The Panorama Trail is a marked hiking trail in Yosemite National Park that descends along the south wall of Yosemite Valley from Glacier Point, past several major waterfalls, to Happy Isles. The trail derives its name from the panoramic vistas visible along the route, most notably Panorama Point.

==Description==
===Route===
The Panorama Trail trailhead at Glacier Point is located near the Glacier Point Amphitheater at a clearly-marked junction. The trail follows the south wall of Yosemite Valley east to Illilouette Falls. The trail then crosses Illilouette Creek and ascends briefly before continuing down toward Nevada Fall.

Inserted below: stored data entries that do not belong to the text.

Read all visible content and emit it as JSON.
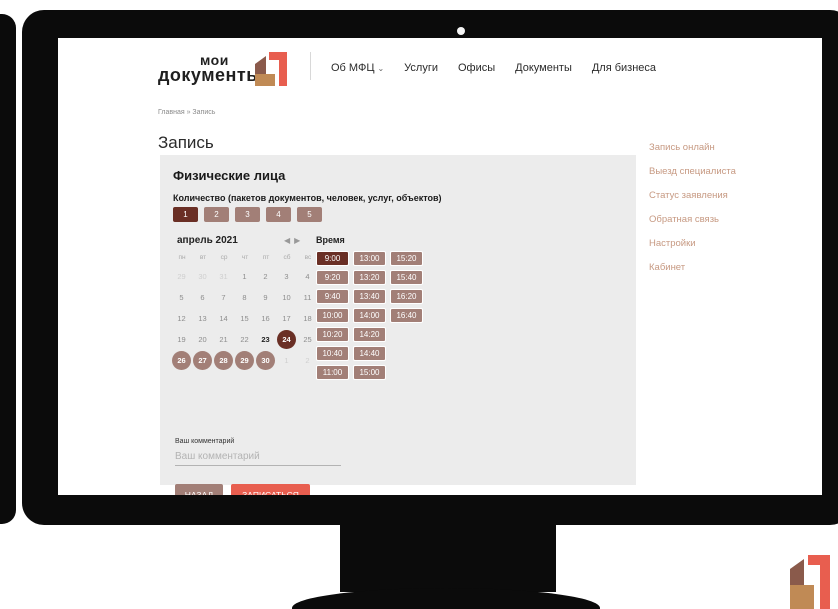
{
  "brand": {
    "logo_top": "мои",
    "logo_bottom": "документы",
    "accent": "#e85e4f",
    "dark_accent": "#6a2f25",
    "muted_accent": "#a27f77"
  },
  "nav": {
    "items": [
      {
        "label": "Об МФЦ",
        "has_caret": true
      },
      {
        "label": "Услуги"
      },
      {
        "label": "Офисы"
      },
      {
        "label": "Документы"
      },
      {
        "label": "Для бизнеса"
      }
    ]
  },
  "breadcrumb": "Главная » Запись",
  "page_title": "Запись",
  "side_menu": [
    "Запись онлайн",
    "Выезд специалиста",
    "Статус заявления",
    "Обратная связь",
    "Настройки",
    "Кабинет"
  ],
  "form": {
    "title": "Физические лица",
    "quantity_label": "Количество (пакетов документов, человек, услуг, объектов)",
    "quantity_options": [
      "1",
      "2",
      "3",
      "4",
      "5"
    ],
    "quantity_selected": "1",
    "calendar": {
      "month": "апрель 2021",
      "weekdays": [
        "пн",
        "вт",
        "ср",
        "чт",
        "пт",
        "сб",
        "вс"
      ],
      "days": [
        {
          "d": "29",
          "state": "muted"
        },
        {
          "d": "30",
          "state": "muted"
        },
        {
          "d": "31",
          "state": "muted"
        },
        {
          "d": "1",
          "state": "normal"
        },
        {
          "d": "2",
          "state": "normal"
        },
        {
          "d": "3",
          "state": "normal"
        },
        {
          "d": "4",
          "state": "normal"
        },
        {
          "d": "5",
          "state": "normal"
        },
        {
          "d": "6",
          "state": "normal"
        },
        {
          "d": "7",
          "state": "normal"
        },
        {
          "d": "8",
          "state": "normal"
        },
        {
          "d": "9",
          "state": "normal"
        },
        {
          "d": "10",
          "state": "normal"
        },
        {
          "d": "11",
          "state": "normal"
        },
        {
          "d": "12",
          "state": "normal"
        },
        {
          "d": "13",
          "state": "normal"
        },
        {
          "d": "14",
          "state": "normal"
        },
        {
          "d": "15",
          "state": "normal"
        },
        {
          "d": "16",
          "state": "normal"
        },
        {
          "d": "17",
          "state": "normal"
        },
        {
          "d": "18",
          "state": "normal"
        },
        {
          "d": "19",
          "state": "normal"
        },
        {
          "d": "20",
          "state": "normal"
        },
        {
          "d": "21",
          "state": "normal"
        },
        {
          "d": "22",
          "state": "normal"
        },
        {
          "d": "23",
          "state": "bold"
        },
        {
          "d": "24",
          "state": "selected"
        },
        {
          "d": "25",
          "state": "normal"
        },
        {
          "d": "26",
          "state": "avail"
        },
        {
          "d": "27",
          "state": "avail"
        },
        {
          "d": "28",
          "state": "avail"
        },
        {
          "d": "29",
          "state": "avail"
        },
        {
          "d": "30",
          "state": "avail"
        },
        {
          "d": "1",
          "state": "muted"
        },
        {
          "d": "2",
          "state": "muted"
        }
      ]
    },
    "time_label": "Время",
    "time_slots": [
      [
        "9:00",
        "9:20",
        "9:40",
        "10:00",
        "10:20",
        "10:40",
        "11:00"
      ],
      [
        "13:00",
        "13:20",
        "13:40",
        "14:00",
        "14:20",
        "14:40",
        "15:00"
      ],
      [
        "15:20",
        "15:40",
        "16:20",
        "16:40"
      ]
    ],
    "time_selected": "9:00",
    "comment_label": "Ваш комментарий",
    "comment_placeholder": "Ваш комментарий",
    "back_label": "НАЗАД",
    "submit_label": "ЗАПИСАТЬСЯ"
  }
}
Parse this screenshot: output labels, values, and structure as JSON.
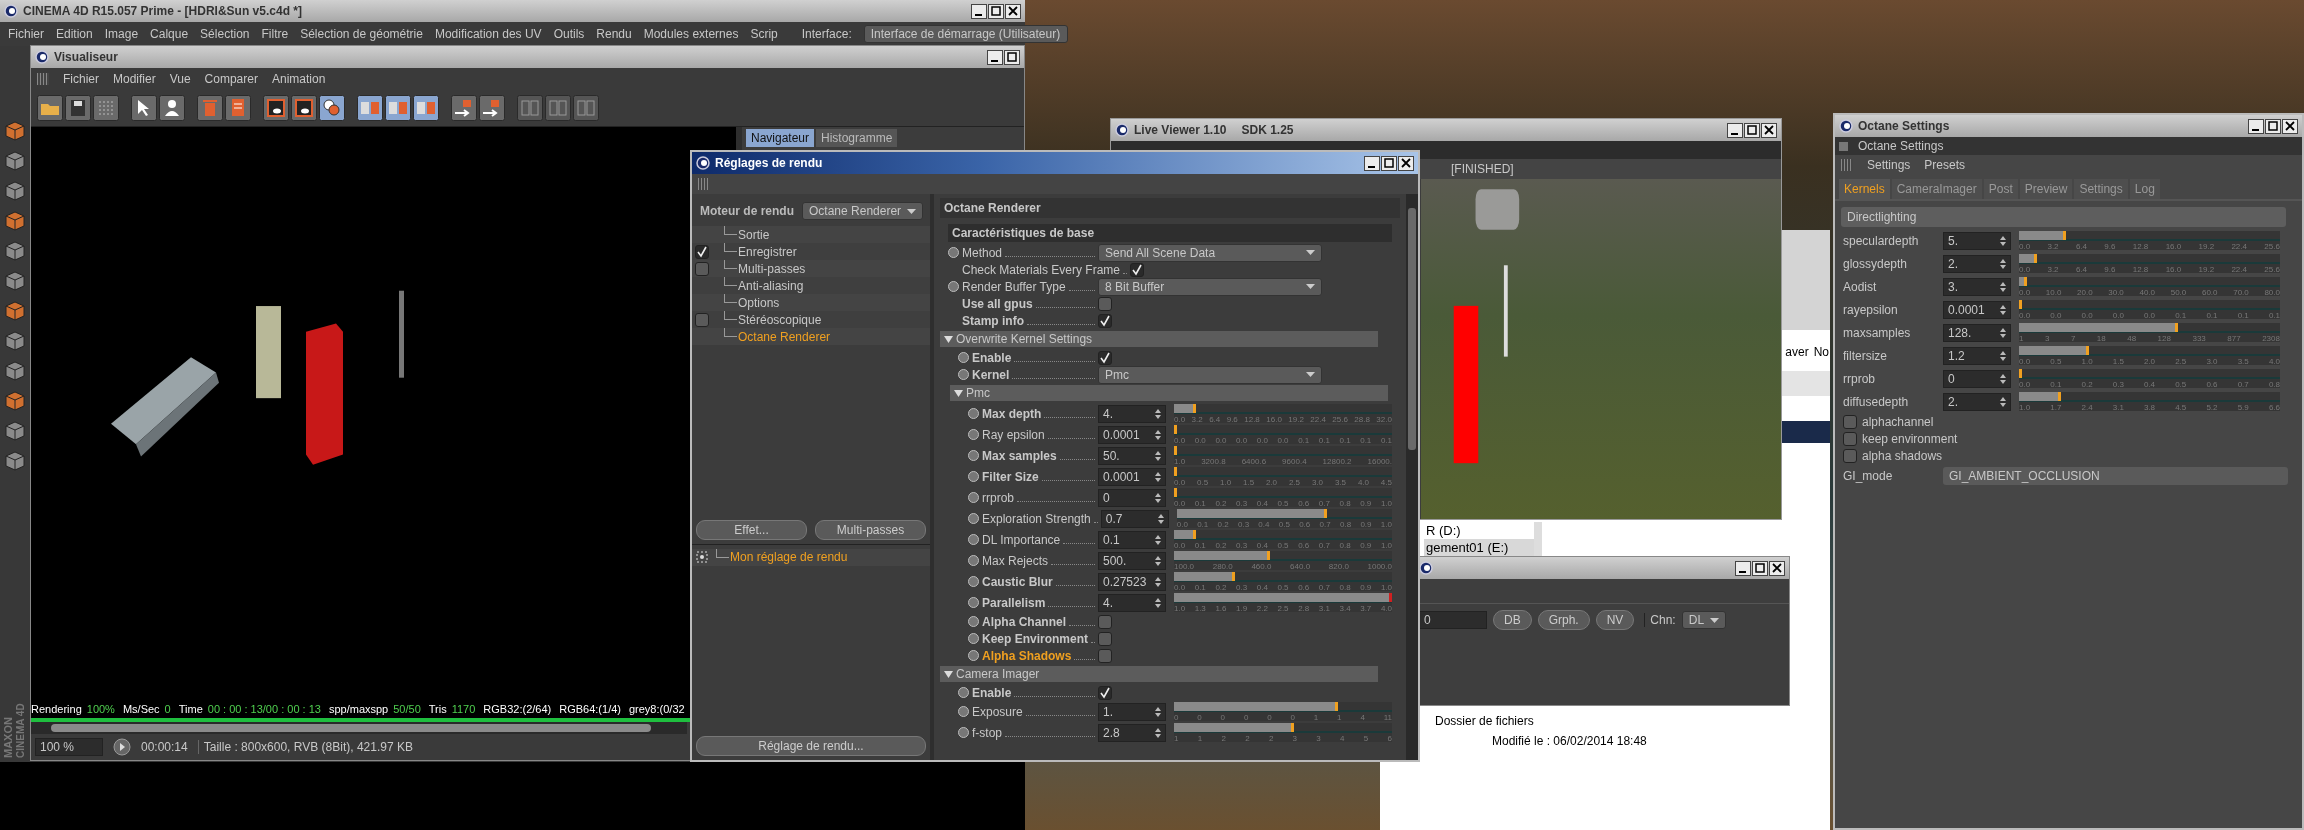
{
  "c4d": {
    "title": "CINEMA 4D R15.057 Prime - [HDRI&Sun v5.c4d *]",
    "active": false,
    "menu": [
      "Fichier",
      "Edition",
      "Image",
      "Calque",
      "Sélection",
      "Filtre",
      "Sélection de géométrie",
      "Modification des UV",
      "Outils",
      "Rendu",
      "Modules externes",
      "Scrip"
    ],
    "interface_label": "Interface:",
    "interface_value": "Interface de démarrage (Utilisateur)",
    "logo": [
      "MAXON",
      "CINEMA 4D"
    ]
  },
  "visualiseur": {
    "title": "Visualiseur",
    "active": false,
    "menu": [
      "Fichier",
      "Modifier",
      "Vue",
      "Comparer",
      "Animation"
    ],
    "nav_tabs": [
      {
        "label": "Navigateur",
        "selected": true
      },
      {
        "label": "Histogramme",
        "selected": false
      }
    ],
    "status": [
      {
        "text": "Rendering",
        "kind": "label"
      },
      {
        "text": "100%",
        "kind": "value"
      },
      {
        "text": "Ms/Sec",
        "kind": "label"
      },
      {
        "text": "0",
        "kind": "value"
      },
      {
        "text": "Time",
        "kind": "label"
      },
      {
        "text": "00 : 00 : 13/00 : 00 : 13",
        "kind": "value"
      },
      {
        "text": "spp/maxspp",
        "kind": "label"
      },
      {
        "text": "50/50",
        "kind": "value"
      },
      {
        "text": "Tris",
        "kind": "label"
      },
      {
        "text": "1170",
        "kind": "value"
      },
      {
        "text": "RGB32:(2/64)",
        "kind": "label"
      },
      {
        "text": "RGB64:(1/4)",
        "kind": "label"
      },
      {
        "text": "grey8:(0/32",
        "kind": "label"
      }
    ],
    "progress": {
      "level": 1
    },
    "zoom": "100 %",
    "time": "00:00:14",
    "info": "Taille : 800x600, RVB (8Bit), 421.97 KB"
  },
  "explorer": {
    "extra": [
      "aver",
      "No"
    ],
    "drives": [
      {
        "label": "R (D:)",
        "selected": false
      },
      {
        "label": "gement01 (E:)",
        "selected": true
      }
    ],
    "folder_type": "Dossier de fichiers",
    "modified": "Modifié le : 06/02/2014 18:48"
  },
  "aux_window": {
    "active": false,
    "field": "0",
    "buttons": [
      "DB",
      "Grph.",
      "NV"
    ],
    "channel_label": "Chn:",
    "channel": "DL"
  },
  "live_viewer": {
    "title": "Live Viewer 1.10",
    "sdk": "SDK 1.25",
    "active": false,
    "status": "[FINISHED]"
  },
  "render_settings": {
    "title": "Réglages de rendu",
    "active": true,
    "engine_label": "Moteur de rendu",
    "engine_value": "Octane Renderer",
    "tree": [
      {
        "label": "Sortie",
        "kind": "plain",
        "selected": false
      },
      {
        "label": "Enregistrer",
        "kind": "check",
        "checked": true,
        "selected": false
      },
      {
        "label": "Multi-passes",
        "kind": "check",
        "checked": false,
        "selected": false
      },
      {
        "label": "Anti-aliasing",
        "kind": "plain",
        "selected": false
      },
      {
        "label": "Options",
        "kind": "plain",
        "selected": false
      },
      {
        "label": "Stéréoscopique",
        "kind": "check",
        "checked": false,
        "selected": false
      },
      {
        "label": "Octane Renderer",
        "kind": "plain",
        "selected": true
      }
    ],
    "buttons": [
      "Effet...",
      "Multi-passes"
    ],
    "preset": "Mon réglage de rendu",
    "bottom_button": "Réglage de rendu...",
    "panel_title": "Octane Renderer",
    "rows": [
      {
        "kind": "section",
        "label": "Caractéristiques de base"
      },
      {
        "kind": "dropdown",
        "label": "Method",
        "keyframe": true,
        "bold": false,
        "value": "Send All Scene Data"
      },
      {
        "kind": "check",
        "label": "Check Materials Every Frame",
        "keyframe": false,
        "bold": false,
        "checked": true,
        "highlighted": false
      },
      {
        "kind": "dropdown",
        "label": "Render Buffer Type",
        "keyframe": true,
        "bold": false,
        "value": "8 Bit Buffer"
      },
      {
        "kind": "check",
        "label": "Use all gpus",
        "keyframe": false,
        "bold": true,
        "checked": false,
        "highlighted": false
      },
      {
        "kind": "check",
        "label": "Stamp info",
        "keyframe": false,
        "bold": true,
        "checked": true,
        "highlighted": false
      },
      {
        "kind": "group",
        "label": "Overwrite Kernel Settings",
        "expanded": true,
        "children": [
          {
            "kind": "check",
            "label": "Enable",
            "keyframe": true,
            "bold": true,
            "checked": true,
            "highlighted": false
          },
          {
            "kind": "dropdown",
            "label": "Kernel",
            "keyframe": true,
            "bold": true,
            "value": "Pmc"
          },
          {
            "kind": "group",
            "label": "Pmc",
            "expanded": true,
            "children": [
              {
                "kind": "slider",
                "label": "Max depth",
                "keyframe": true,
                "bold": true,
                "value": "4.",
                "level": 0.1,
                "ticks": [
                  "0.0",
                  "3.2",
                  "6.4",
                  "9.6",
                  "12.8",
                  "16.0",
                  "19.2",
                  "22.4",
                  "25.6",
                  "28.8",
                  "32.0"
                ]
              },
              {
                "kind": "slider",
                "label": "Ray epsilon",
                "keyframe": true,
                "bold": false,
                "value": "0.0001",
                "level": 0,
                "ticks": [
                  "0.0",
                  "0.0",
                  "0.0",
                  "0.0",
                  "0.0",
                  "0.0",
                  "0.1",
                  "0.1",
                  "0.1",
                  "0.1",
                  "0.1"
                ]
              },
              {
                "kind": "slider",
                "label": "Max samples",
                "keyframe": true,
                "bold": true,
                "value": "50.",
                "level": 0,
                "ticks": [
                  "1.0",
                  "3200.8",
                  "6400.6",
                  "9600.4",
                  "12800.2",
                  "16000."
                ]
              },
              {
                "kind": "slider",
                "label": "Filter Size",
                "keyframe": true,
                "bold": true,
                "value": "0.0001",
                "level": 0,
                "ticks": [
                  "0.0",
                  "0.5",
                  "1.0",
                  "1.5",
                  "2.0",
                  "2.5",
                  "3.0",
                  "3.5",
                  "4.0",
                  "4.5"
                ]
              },
              {
                "kind": "slider",
                "label": "rrprob",
                "keyframe": true,
                "bold": false,
                "value": "0",
                "level": 0,
                "ticks": [
                  "0.0",
                  "0.1",
                  "0.2",
                  "0.3",
                  "0.4",
                  "0.5",
                  "0.6",
                  "0.7",
                  "0.8",
                  "0.9",
                  "1.0"
                ]
              },
              {
                "kind": "slider",
                "label": "Exploration Strength",
                "keyframe": true,
                "bold": false,
                "value": "0.7",
                "level": 0.7,
                "ticks": [
                  "0.0",
                  "0.1",
                  "0.2",
                  "0.3",
                  "0.4",
                  "0.5",
                  "0.6",
                  "0.7",
                  "0.8",
                  "0.9",
                  "1.0"
                ]
              },
              {
                "kind": "slider",
                "label": "DL Importance",
                "keyframe": true,
                "bold": false,
                "value": "0.1",
                "level": 0.1,
                "ticks": [
                  "0.0",
                  "0.1",
                  "0.2",
                  "0.3",
                  "0.4",
                  "0.5",
                  "0.6",
                  "0.7",
                  "0.8",
                  "0.9",
                  "1.0"
                ]
              },
              {
                "kind": "slider",
                "label": "Max Rejects",
                "keyframe": true,
                "bold": false,
                "value": "500.",
                "level": 0.44,
                "ticks": [
                  "100.0",
                  "280.0",
                  "460.0",
                  "640.0",
                  "820.0",
                  "1000.0"
                ]
              },
              {
                "kind": "slider",
                "label": "Caustic Blur",
                "keyframe": true,
                "bold": true,
                "value": "0.27523",
                "level": 0.28,
                "ticks": [
                  "0.0",
                  "0.1",
                  "0.2",
                  "0.3",
                  "0.4",
                  "0.5",
                  "0.6",
                  "0.7",
                  "0.8",
                  "0.9",
                  "1.0"
                ]
              },
              {
                "kind": "slider",
                "label": "Parallelism",
                "keyframe": true,
                "bold": true,
                "value": "4.",
                "level": 1,
                "ticks": [
                  "1.0",
                  "1.3",
                  "1.6",
                  "1.9",
                  "2.2",
                  "2.5",
                  "2.8",
                  "3.1",
                  "3.4",
                  "3.7",
                  "4.0"
                ]
              },
              {
                "kind": "check",
                "label": "Alpha Channel",
                "keyframe": true,
                "bold": true,
                "checked": false,
                "highlighted": false
              },
              {
                "kind": "check",
                "label": "Keep Environment",
                "keyframe": true,
                "bold": true,
                "checked": false,
                "highlighted": false
              },
              {
                "kind": "check",
                "label": "Alpha Shadows",
                "keyframe": true,
                "bold": true,
                "checked": false,
                "highlighted": true
              }
            ]
          }
        ]
      },
      {
        "kind": "group",
        "label": "Camera Imager",
        "expanded": true,
        "children": [
          {
            "kind": "check",
            "label": "Enable",
            "keyframe": true,
            "bold": true,
            "checked": true,
            "highlighted": false
          },
          {
            "kind": "slider",
            "label": "Exposure",
            "keyframe": true,
            "bold": false,
            "value": "1.",
            "level": 0.75,
            "ticks": [
              "0",
              "0",
              "0",
              "0",
              "0",
              "0",
              "1",
              "1",
              "4",
              "11"
            ]
          },
          {
            "kind": "slider",
            "label": "f-stop",
            "keyframe": true,
            "bold": false,
            "value": "2.8",
            "level": 0.55,
            "ticks": [
              "1",
              "1",
              "2",
              "2",
              "2",
              "3",
              "3",
              "4",
              "5",
              "6"
            ]
          }
        ]
      }
    ]
  },
  "octane": {
    "title": "Octane Settings",
    "active": false,
    "subtitle": "Octane Settings",
    "menu": [
      "Settings",
      "Presets"
    ],
    "tabs": [
      {
        "label": "Kernels",
        "selected": true
      },
      {
        "label": "CameraImager",
        "selected": false
      },
      {
        "label": "Post",
        "selected": false
      },
      {
        "label": "Preview",
        "selected": false
      },
      {
        "label": "Settings",
        "selected": false
      },
      {
        "label": "Log",
        "selected": false
      }
    ],
    "group": "Directlighting",
    "rows": [
      {
        "kind": "slider",
        "label": "speculardepth",
        "value": "5.",
        "level": 0.18,
        "ticks": [
          "0.0",
          "3.2",
          "6.4",
          "9.6",
          "12.8",
          "16.0",
          "19.2",
          "22.4",
          "25.6"
        ]
      },
      {
        "kind": "slider",
        "label": "glossydepth",
        "value": "2.",
        "level": 0.07,
        "ticks": [
          "0.0",
          "3.2",
          "6.4",
          "9.6",
          "12.8",
          "16.0",
          "19.2",
          "22.4",
          "25.6"
        ]
      },
      {
        "kind": "slider",
        "label": "Aodist",
        "value": "3.",
        "level": 0.03,
        "ticks": [
          "0.0",
          "10.0",
          "20.0",
          "30.0",
          "40.0",
          "50.0",
          "60.0",
          "70.0",
          "80.0"
        ]
      },
      {
        "kind": "slider",
        "label": "rayepsilon",
        "value": "0.0001",
        "level": 0,
        "ticks": [
          "0.0",
          "0.0",
          "0.0",
          "0.0",
          "0.0",
          "0.1",
          "0.1",
          "0.1",
          "0.1"
        ]
      },
      {
        "kind": "slider",
        "label": "maxsamples",
        "value": "128.",
        "level": 0.61,
        "ticks": [
          "1",
          "3",
          "7",
          "18",
          "48",
          "128",
          "333",
          "877",
          "2308"
        ]
      },
      {
        "kind": "slider",
        "label": "filtersize",
        "value": "1.2",
        "level": 0.27,
        "ticks": [
          "0.0",
          "0.5",
          "1.0",
          "1.5",
          "2.0",
          "2.5",
          "3.0",
          "3.5",
          "4.0"
        ]
      },
      {
        "kind": "slider",
        "label": "rrprob",
        "value": "0",
        "level": 0,
        "ticks": [
          "0.0",
          "0.1",
          "0.2",
          "0.3",
          "0.4",
          "0.5",
          "0.6",
          "0.7",
          "0.8"
        ]
      },
      {
        "kind": "slider",
        "label": "diffusedepth",
        "value": "2.",
        "level": 0.16,
        "ticks": [
          "1.0",
          "1.7",
          "2.4",
          "3.1",
          "3.8",
          "4.5",
          "5.2",
          "5.9",
          "6.6"
        ]
      },
      {
        "kind": "check",
        "label": "alphachannel",
        "checked": false
      },
      {
        "kind": "check",
        "label": "keep environment",
        "checked": false
      },
      {
        "kind": "check",
        "label": "alpha shadows",
        "checked": false
      },
      {
        "kind": "dropdown",
        "label": "GI_mode",
        "value": "GI_AMBIENT_OCCLUSION"
      }
    ]
  }
}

From Nevada Fall, the trail is concurrent with the Mist Trail as it continues west along the Merced River, past Vernal Fall, to its northern trailhead at Happy Isles in Yosemite Valley.

===Restrooms===
Restrooms are available at the Glacier Point trailhead, along the trail above Nevada Fall and Vernal Fall, and at the Vernal Fall footbridge just east of Emerald Pool.

===Shuttle bus===
A shuttle bus from Yosemite Valley to Glacier Point is available for a fee from June to October, when Glacier Point Road is open. The bus leaves the Yosemite Lodge at 8:30 a.m. and 1:30 p.m. and takes a little over an hour to get to Glacier Point. There is no regular shuttle bus service from Glacier Point down to Yosemite Valley.

==Related hikes==
- The High Sierra Camps provide a loop through the Yosemite backcountry, with tent cabins spaced one day's hike apart. These require reservations.
- A trailhead of the Four Mile Trail is also located at Glacier Point.